出版業者は商人である。大いに売れて大いに儲かりそうな書物ばかりを出したがる。勢い時好に投じようとする。そのために業者の企画と企画とが同一方向に赴(おもむ)きやすく、似寄りの書物が一時にあちこちで出版せられたりする。機先を制しよう、そのために少しでも急いで作ろうとする結果は、著者にも粗製濫造を強(し)いることになる。p.40
今も同じだと思うか、文句のフォーマットに変化がないと考えるかは人によりそう。もういい加減長いので引用するのはやめておくけれど、書く側のことも、ことに売れっ子についてはこんな感じの想像できるよねってフレーズてんこ盛り。著述家という名称にすでに卑屈な感じが伴っているとか言ってるの。本書の「はしがき」で森銑三は

書いてもよいことと、書かなくてもよいこととの区別が附かぬ。結局「書物に興味を持って書物と共に暮している二人の男のたわごと」とでもいうべき、見事無用の書が出来上がった。(中略)かような書物を作ったことにどう意義があるのか。それは私らにも分らない。始末の悪い書物を拵えてしまったものだと、今になって思っている。
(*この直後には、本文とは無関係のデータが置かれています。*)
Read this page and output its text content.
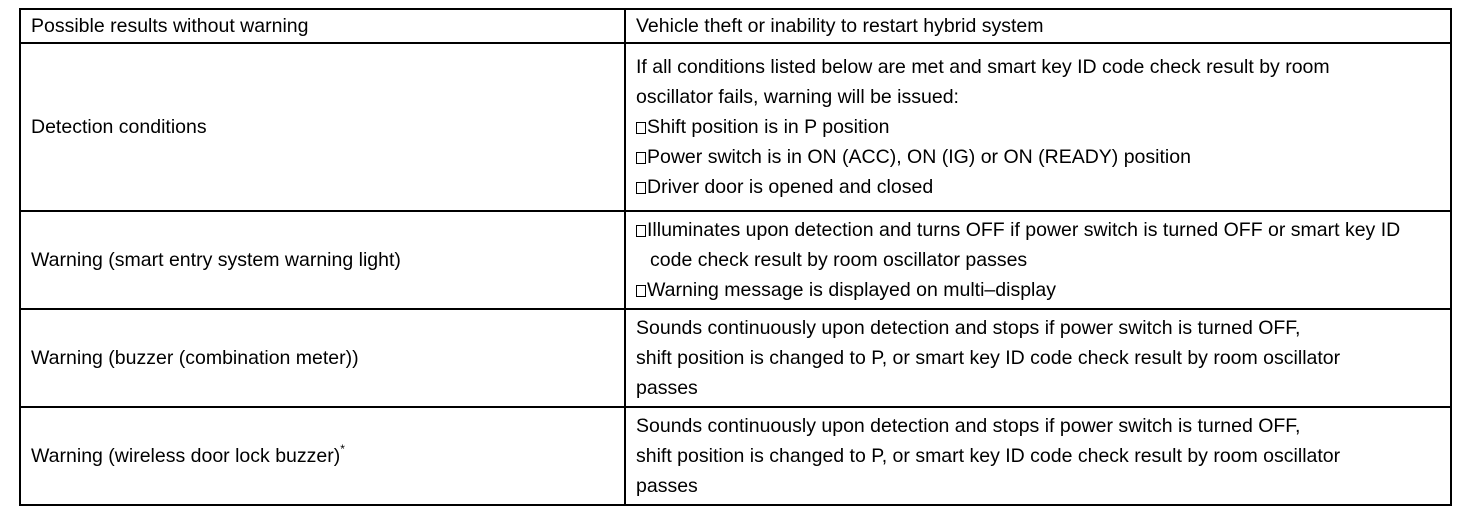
Possible results without warning	Vehicle theft or inability to restart hybrid system
Detection conditions	If all conditions listed below are met and smart key ID code check result by room
oscillator fails, warning will be issued:
Shift position is in P position
Power switch is in ON (ACC), ON (IG) or ON (READY) position
Driver door is opened and closed

Warning (smart entry system warning light)	Illuminates upon detection and turns OFF if power switch is turned OFF or smart key ID code check result by room oscillator passes
Warning message is displayed on multi–display

Warning (buzzer (combination meter))	Sounds continuously upon detection and stops if power switch is turned OFF,
shift position is changed to P, or smart key ID code check result by room oscillator
passes

Warning (wireless door lock buzzer)*	Sounds continuously upon detection and stops if power switch is turned OFF,
shift position is changed to P, or smart key ID code check result by room oscillator
passes
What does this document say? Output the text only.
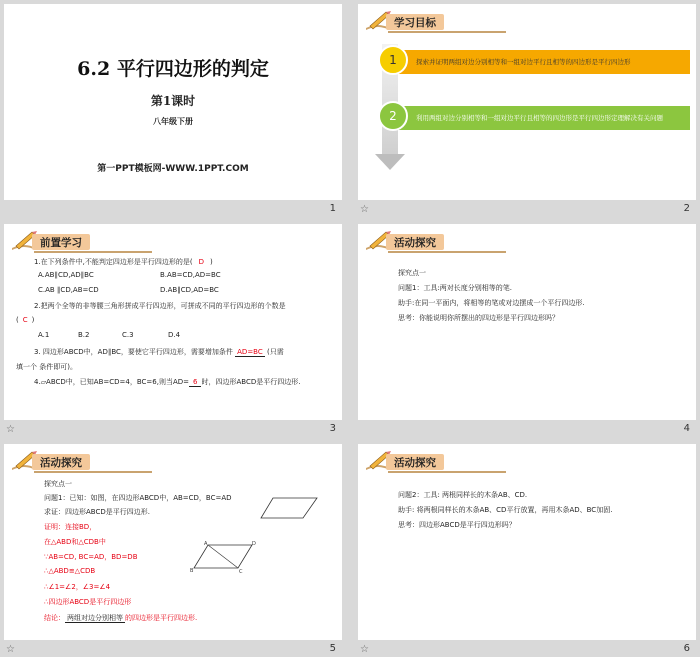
6.2 平行四边形的判定
第1课时
八年级下册
第一PPT模板网-WWW.1PPT.COM
1
学习目标
1	探索并证明两组对边分别相等和一组对边平行且相等的四边形是平行四边形
2	利用两组对边分别相等和一组对边平行且相等的四边形是平行四边形定理解决有关问题
☆	2
前置学习
1.在下列条件中,不能判定四边形是平行四边形的是( D )
A.AB∥CD,AD∥BC	B.AB=CD,AD=BC
C.AB ∥CD,AB=CD	D.AB∥CD,AD=BC
2.把两个全等的非等腰三角形拼成平行四边形，可拼成不同的平行四边形的个数是
( C )
A.1	B.2	C.3	D.4
3. 四边形ABCD中，AD∥BC，要使它平行四边形，需要增加条件 AD=BC (只需
填一个 条件即可)。
4.▱ABCD中，已知AB=CD=4，BC=6,则当AD= 6 时，四边形ABCD是平行四边形.
☆	3
活动探究
探究点一
问题1：工具:两对长度分别相等的笔.
助手:在同一平面内，将相等的笔或对边摆成一个平行四边形.
思考：你能说明你所摆出的四边形是平行四边形吗？
4
活动探究
探究点一
问题1：已知：如图，在四边形ABCD中，AB=CD，BC=AD
求证：四边形ABCD是平行四边形.
证明：连接BD，
在△ABD和△CDB中
∵AB=CD, BC=AD，BD=DB
∴△ABD≌△CDB
∴∠1=∠2，∠3=∠4
∴四边形ABCD是平行四边形
结论： 两组对边分别相等 的四边形是平行四边形.
A
B	C
D
☆	5
活动探究
问题2：工具: 两根同样长的木条AB、CD.
助手: 将两根同样长的木条AB、CD平行放置，再用木条AD、BC加固.
思考：四边形ABCD是平行四边形吗？
☆	6
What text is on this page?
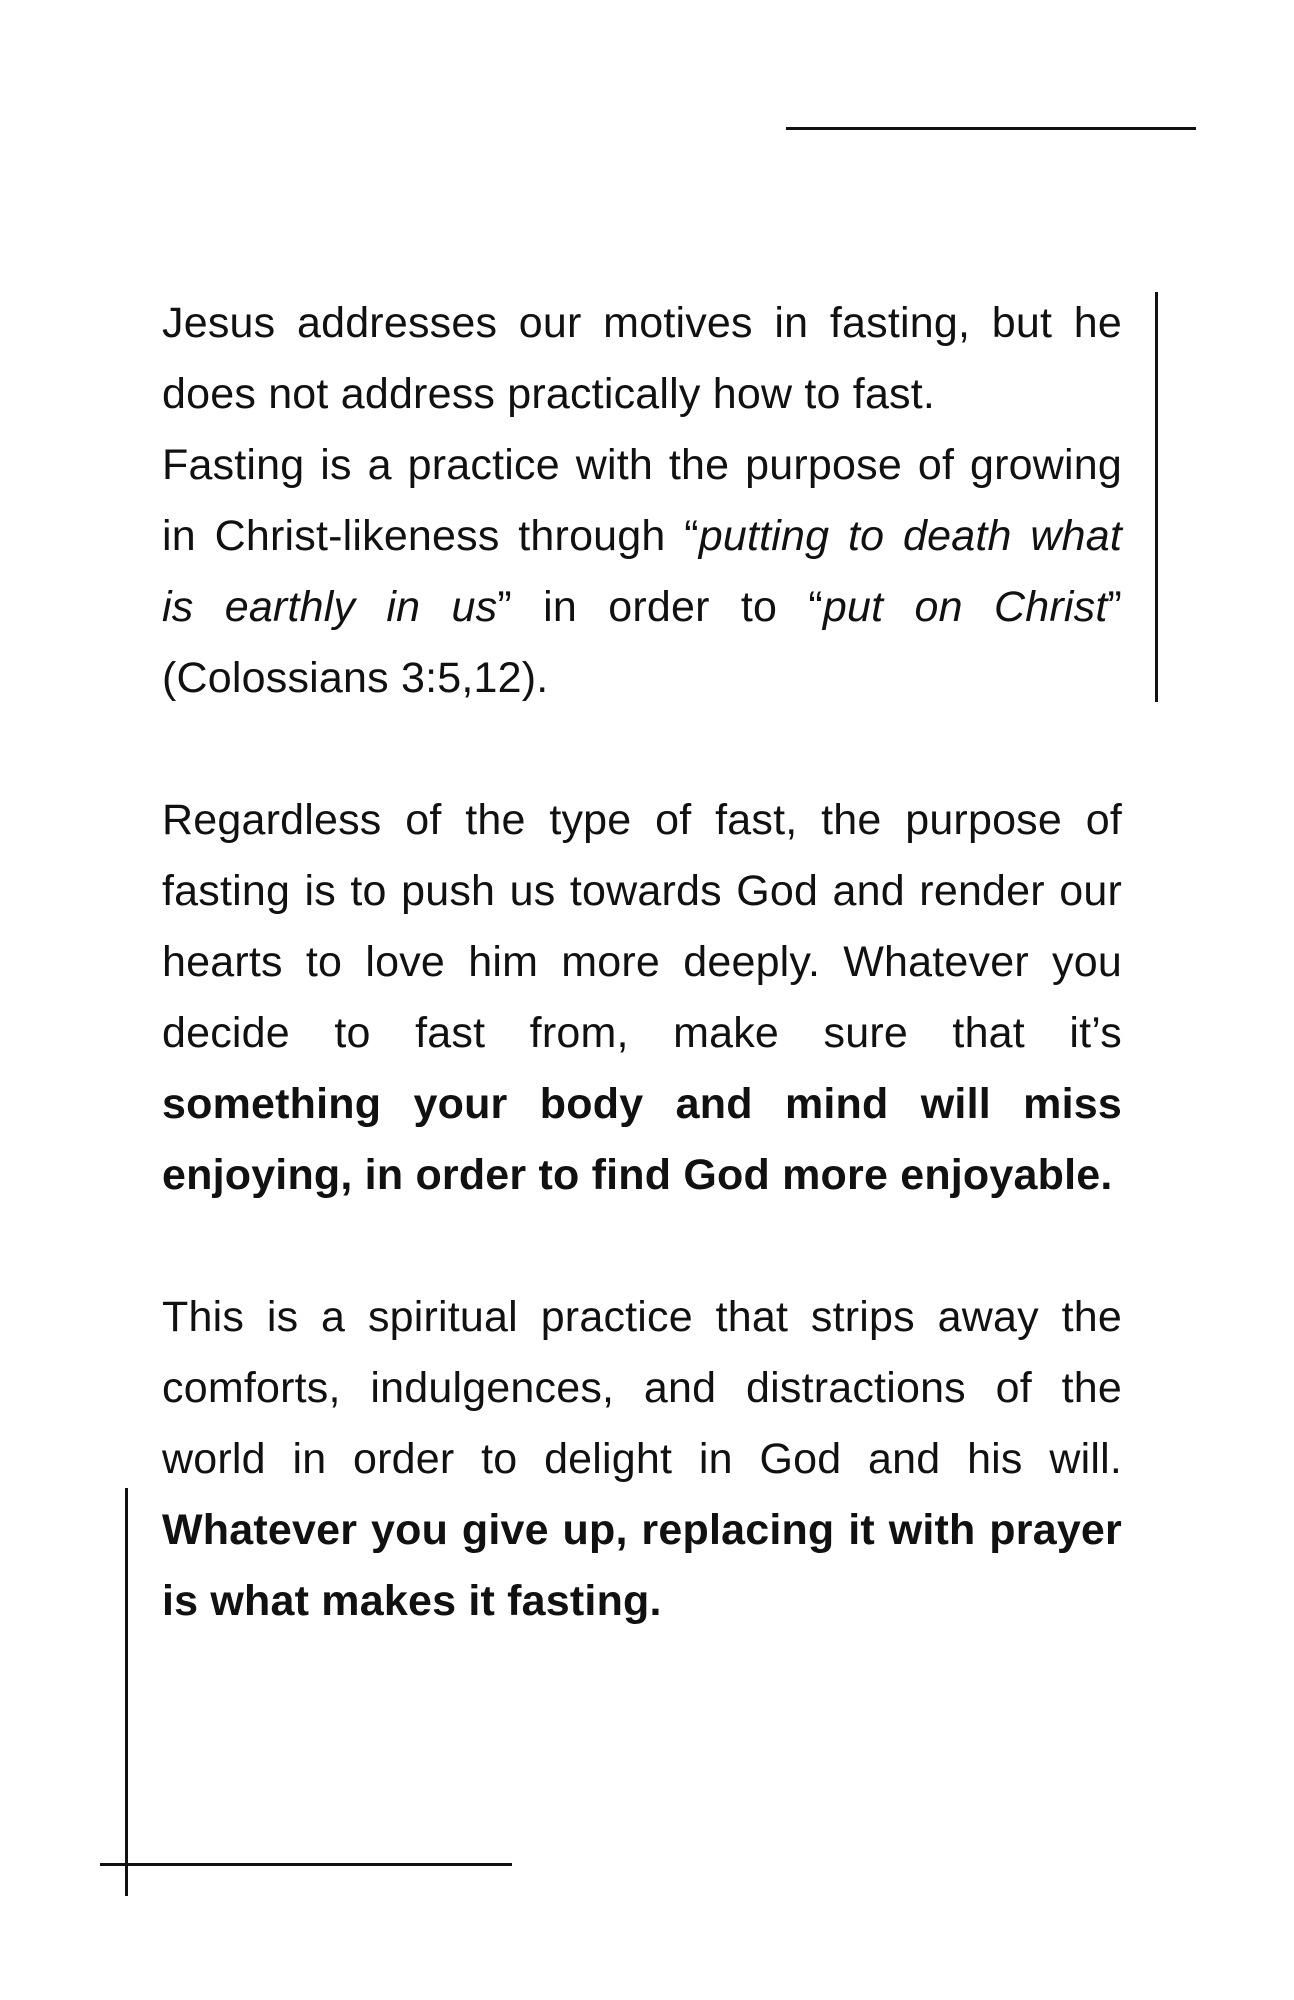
Jesus addresses our motives in fasting, but he does not address practically how to fast.

Fasting is a practice with the purpose of growing in Christ-likeness through “putting to death what is earthly in us” in order to “put on Christ” (Colossians 3:5,12).

Regardless of the type of fast, the purpose of fasting is to push us towards God and render our hearts to love him more deeply. Whatever you decide to fast from, make sure that it’s something your body and mind will miss enjoying, in order to find God more enjoyable.

This is a spiritual practice that strips away the comforts, indulgences, and distractions of the world in order to delight in God and his will. Whatever you give up, replacing it with prayer is what makes it fasting.
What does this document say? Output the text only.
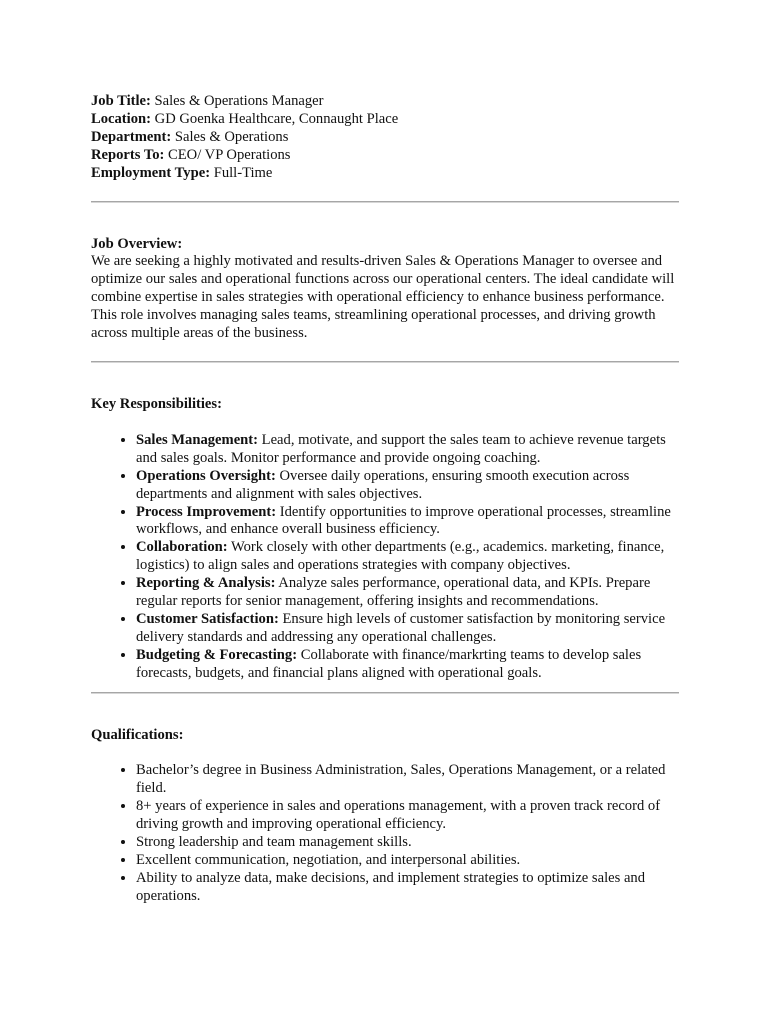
Job Title: Sales & Operations Manager

Location: GD Goenka Healthcare, Connaught Place

Department: Sales & Operations

Reports To: CEO/ VP Operations

Employment Type: Full-Time

Job Overview:

We are seeking a highly motivated and results-driven Sales & Operations Manager to oversee and optimize our sales and operational functions across our operational centers. The ideal candidate will combine expertise in sales strategies with operational efficiency to enhance business performance. This role involves managing sales teams, streamlining operational processes, and driving growth across multiple areas of the business.

Key Responsibilities:

• Sales Management: Lead, motivate, and support the sales team to achieve revenue targets and sales goals. Monitor performance and provide ongoing coaching.
• Operations Oversight: Oversee daily operations, ensuring smooth execution across departments and alignment with sales objectives.
• Process Improvement: Identify opportunities to improve operational processes, streamline workflows, and enhance overall business efficiency.
• Collaboration: Work closely with other departments (e.g., academics. marketing, finance, logistics) to align sales and operations strategies with company objectives.
• Reporting & Analysis: Analyze sales performance, operational data, and KPIs. Prepare regular reports for senior management, offering insights and recommendations.
• Customer Satisfaction: Ensure high levels of customer satisfaction by monitoring service delivery standards and addressing any operational challenges.
• Budgeting & Forecasting: Collaborate with finance/markrting teams to develop sales forecasts, budgets, and financial plans aligned with operational goals.

Qualifications:

• Bachelor’s degree in Business Administration, Sales, Operations Management, or a related field.
• 8+ years of experience in sales and operations management, with a proven track record of driving growth and improving operational efficiency.
• Strong leadership and team management skills.
• Excellent communication, negotiation, and interpersonal abilities.
• Ability to analyze data, make decisions, and implement strategies to optimize sales and operations.
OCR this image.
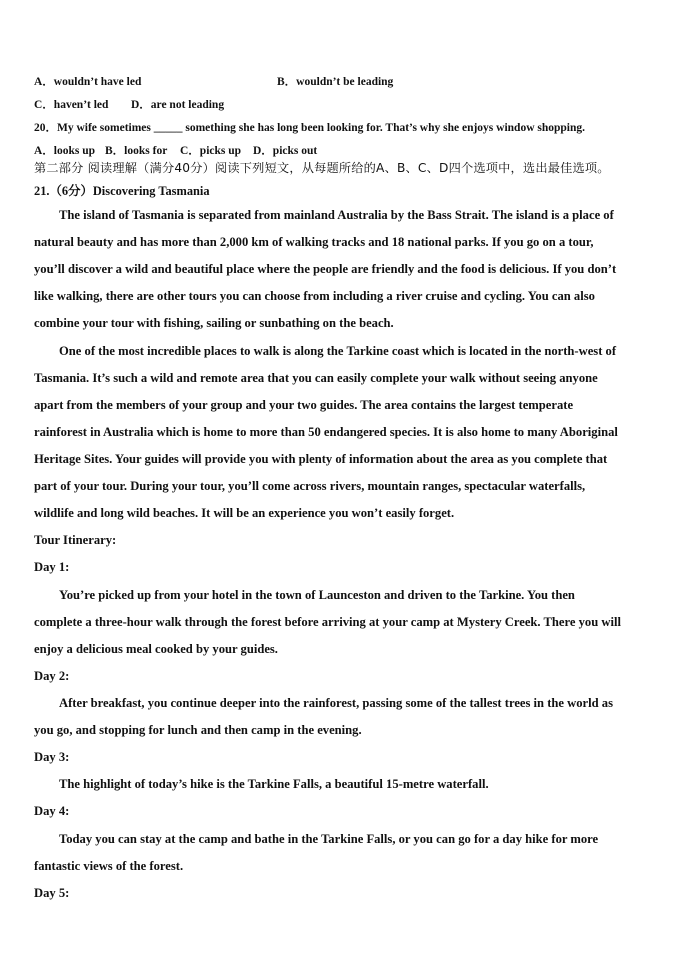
A．wouldn’t have led	B．wouldn’t be leading
C．haven’t led D．are not leading
20．My wife sometimes _____ something she has long been looking for. That’s why she enjoys window shopping.
A．looks up B．looks for C．picks up D．picks out
第二部分 阅读理解（满分40分）阅读下列短文，从每题所给的A、B、C、D四个选项中，选出最佳选项。
21.（6分）Discovering Tasmania
The island of Tasmania is separated from mainland Australia by the Bass Strait. The island is a place of
natural beauty and has more than 2,000 km of walking tracks and 18 national parks. If you go on a tour,
you’ll discover a wild and beautiful place where the people are friendly and the food is delicious. If you don’t
like walking, there are other tours you can choose from including a river cruise and cycling. You can also
combine your tour with fishing, sailing or sunbathing on the beach.
One of the most incredible places to walk is along the Tarkine coast which is located in the north-west of
Tasmania. It’s such a wild and remote area that you can easily complete your walk without seeing anyone
apart from the members of your group and your two guides. The area contains the largest temperate
rainforest in Australia which is home to more than 50 endangered species. It is also home to many Aboriginal
Heritage Sites. Your guides will provide you with plenty of information about the area as you complete that
part of your tour. During your tour, you’ll come across rivers, mountain ranges, spectacular waterfalls,
wildlife and long wild beaches. It will be an experience you won’t easily forget.
Tour Itinerary:
Day 1:
You’re picked up from your hotel in the town of Launceston and driven to the Tarkine. You then
complete a three-hour walk through the forest before arriving at your camp at Mystery Creek. There you will
enjoy a delicious meal cooked by your guides.
Day 2:
After breakfast, you continue deeper into the rainforest, passing some of the tallest trees in the world as
you go, and stopping for lunch and then camp in the evening.
Day 3:
The highlight of today’s hike is the Tarkine Falls, a beautiful 15-metre waterfall.
Day 4:
Today you can stay at the camp and bathe in the Tarkine Falls, or you can go for a day hike for more
fantastic views of the forest.
Day 5:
と言っているが、まったくそのとおりのたわごとだと何度思ったかわからない。
ところが、この「はしがき」の日付が「昭和十八年五月下旬」となっていて本書の刊行が昭和19年なものだから、話はややこしいというか、糞くだらないたわごとと切って捨てるわけにはいかなくなるのだ。『古句を観る』の感想で書いたことと似てくるんだけど、上に引用したことすべてのターゲットが出版業界の戦争翼賛に対する不満の表明だったらと考えるなら、こりゃ相当な覚悟で書いた文ってことになる。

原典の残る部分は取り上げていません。